汤如俊，教授，博士生导师

   2002年本科毕业于吉林大学, 2006和2010年分别获得电子科技大学微电子与固体电子学院硕士和博士学位（导师：李言荣，教授/院士；张万里教授）。2007至2009年在新加坡国立大学（NUS）材料科学与工程系博士联合培养学习（导师：Prof.Jingsheng Chen & Prof.Gan Moog Chow）。2011年起在苏州大学物理科学与技术学院、前沿材料物理与器件江苏省重点实验室工作。

     研究方向：针对芯片系统小型化、集成化和智能化的方向，理解集成磁电材料的多维度物理性能，开发高性能磁学、电学功能材料与器件。

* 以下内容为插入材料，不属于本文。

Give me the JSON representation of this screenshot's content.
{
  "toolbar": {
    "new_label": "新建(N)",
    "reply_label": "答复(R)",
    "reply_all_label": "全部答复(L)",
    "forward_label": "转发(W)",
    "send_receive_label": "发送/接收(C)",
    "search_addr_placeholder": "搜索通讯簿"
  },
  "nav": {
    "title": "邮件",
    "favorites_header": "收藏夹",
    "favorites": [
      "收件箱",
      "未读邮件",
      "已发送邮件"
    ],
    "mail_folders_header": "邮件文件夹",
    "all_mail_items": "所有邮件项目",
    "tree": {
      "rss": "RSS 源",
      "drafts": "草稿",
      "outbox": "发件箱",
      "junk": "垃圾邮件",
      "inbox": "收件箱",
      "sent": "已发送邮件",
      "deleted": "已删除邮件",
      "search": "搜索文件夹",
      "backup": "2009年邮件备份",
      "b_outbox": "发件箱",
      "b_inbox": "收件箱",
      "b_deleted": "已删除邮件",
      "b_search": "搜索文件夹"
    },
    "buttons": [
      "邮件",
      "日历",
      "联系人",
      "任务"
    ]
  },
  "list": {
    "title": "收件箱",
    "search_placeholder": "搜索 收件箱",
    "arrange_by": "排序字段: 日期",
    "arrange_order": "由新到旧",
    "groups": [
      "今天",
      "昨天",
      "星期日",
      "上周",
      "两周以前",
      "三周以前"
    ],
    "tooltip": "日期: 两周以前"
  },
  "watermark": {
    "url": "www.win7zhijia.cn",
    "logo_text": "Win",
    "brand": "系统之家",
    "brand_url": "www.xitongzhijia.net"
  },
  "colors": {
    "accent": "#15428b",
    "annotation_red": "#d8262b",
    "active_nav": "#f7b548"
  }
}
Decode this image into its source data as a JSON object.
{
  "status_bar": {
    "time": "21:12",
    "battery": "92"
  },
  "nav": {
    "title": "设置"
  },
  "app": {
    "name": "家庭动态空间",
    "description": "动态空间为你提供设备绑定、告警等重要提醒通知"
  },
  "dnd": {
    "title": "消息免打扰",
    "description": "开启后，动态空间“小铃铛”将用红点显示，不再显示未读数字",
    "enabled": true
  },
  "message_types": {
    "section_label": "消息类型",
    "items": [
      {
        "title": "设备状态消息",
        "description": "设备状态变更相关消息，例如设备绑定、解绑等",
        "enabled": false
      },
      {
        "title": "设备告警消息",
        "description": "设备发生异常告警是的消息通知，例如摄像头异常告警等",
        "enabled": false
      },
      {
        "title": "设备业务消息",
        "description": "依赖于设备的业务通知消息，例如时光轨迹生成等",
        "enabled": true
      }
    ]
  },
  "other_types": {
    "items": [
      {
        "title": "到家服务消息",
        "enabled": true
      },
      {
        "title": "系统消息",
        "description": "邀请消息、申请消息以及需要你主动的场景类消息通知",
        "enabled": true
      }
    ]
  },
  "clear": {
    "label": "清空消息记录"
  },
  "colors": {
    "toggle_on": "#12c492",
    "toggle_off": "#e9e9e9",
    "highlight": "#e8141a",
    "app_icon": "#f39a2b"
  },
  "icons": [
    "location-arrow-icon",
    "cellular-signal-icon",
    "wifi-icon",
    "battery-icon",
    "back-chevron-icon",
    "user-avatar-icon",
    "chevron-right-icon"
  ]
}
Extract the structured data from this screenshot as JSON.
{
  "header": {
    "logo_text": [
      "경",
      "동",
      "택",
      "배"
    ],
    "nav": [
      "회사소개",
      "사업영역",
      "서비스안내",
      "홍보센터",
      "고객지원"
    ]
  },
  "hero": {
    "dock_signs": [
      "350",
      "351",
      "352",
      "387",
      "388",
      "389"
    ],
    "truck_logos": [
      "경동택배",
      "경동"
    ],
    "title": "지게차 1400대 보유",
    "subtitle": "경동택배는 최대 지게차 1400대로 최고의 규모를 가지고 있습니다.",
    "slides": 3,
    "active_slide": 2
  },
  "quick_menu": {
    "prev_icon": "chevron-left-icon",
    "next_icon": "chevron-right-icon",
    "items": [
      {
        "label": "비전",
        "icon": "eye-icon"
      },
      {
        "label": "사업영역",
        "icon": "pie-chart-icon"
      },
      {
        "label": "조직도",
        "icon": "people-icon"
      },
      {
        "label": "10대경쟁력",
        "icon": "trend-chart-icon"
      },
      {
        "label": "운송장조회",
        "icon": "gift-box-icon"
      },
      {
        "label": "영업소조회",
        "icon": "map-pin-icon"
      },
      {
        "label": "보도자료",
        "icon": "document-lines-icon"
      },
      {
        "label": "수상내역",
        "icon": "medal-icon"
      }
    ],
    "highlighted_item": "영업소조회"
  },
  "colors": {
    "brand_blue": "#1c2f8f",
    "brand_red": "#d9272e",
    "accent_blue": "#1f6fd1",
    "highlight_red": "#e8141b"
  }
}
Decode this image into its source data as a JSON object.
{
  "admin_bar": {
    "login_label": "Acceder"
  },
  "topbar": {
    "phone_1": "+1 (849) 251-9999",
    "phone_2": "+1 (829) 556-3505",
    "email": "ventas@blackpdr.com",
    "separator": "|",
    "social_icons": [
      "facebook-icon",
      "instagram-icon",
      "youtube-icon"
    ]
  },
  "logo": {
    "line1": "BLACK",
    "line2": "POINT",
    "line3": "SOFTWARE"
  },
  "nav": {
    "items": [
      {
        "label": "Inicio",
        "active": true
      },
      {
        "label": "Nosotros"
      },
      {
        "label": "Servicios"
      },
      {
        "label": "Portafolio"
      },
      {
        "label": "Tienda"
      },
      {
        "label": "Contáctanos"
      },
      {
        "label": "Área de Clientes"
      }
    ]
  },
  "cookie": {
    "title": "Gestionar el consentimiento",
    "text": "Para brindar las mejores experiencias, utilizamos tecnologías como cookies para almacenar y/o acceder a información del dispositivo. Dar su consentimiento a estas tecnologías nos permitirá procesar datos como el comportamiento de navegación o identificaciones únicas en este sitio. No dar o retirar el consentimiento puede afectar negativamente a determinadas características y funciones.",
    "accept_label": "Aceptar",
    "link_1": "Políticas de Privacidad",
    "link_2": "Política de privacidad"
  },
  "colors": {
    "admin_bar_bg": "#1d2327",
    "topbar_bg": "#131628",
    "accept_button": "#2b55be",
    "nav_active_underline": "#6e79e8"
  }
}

在该方向，主持国家自然科学基金项目3项、国家重点研发计划项目子课题2项、教育部基金项目1项、国家重点实验室开放课题项目2项、苏州市重点产业前瞻性研究项目1项、其它科研项目6项。在Advanced Functional Materials、Angew.Chem.Int.Ed.、Physical Review Applied 和 Applied Physics Letters 等重要期刊上发表研究论文70余篇，获授权国家发明专利7项和实用新型专利2项。培养博士/硕士研究生20余名。兼任国家自然科学基金项目通讯评审专家、江苏省高新企业通讯评审专家和中国电子学会应用磁学分会高级会员。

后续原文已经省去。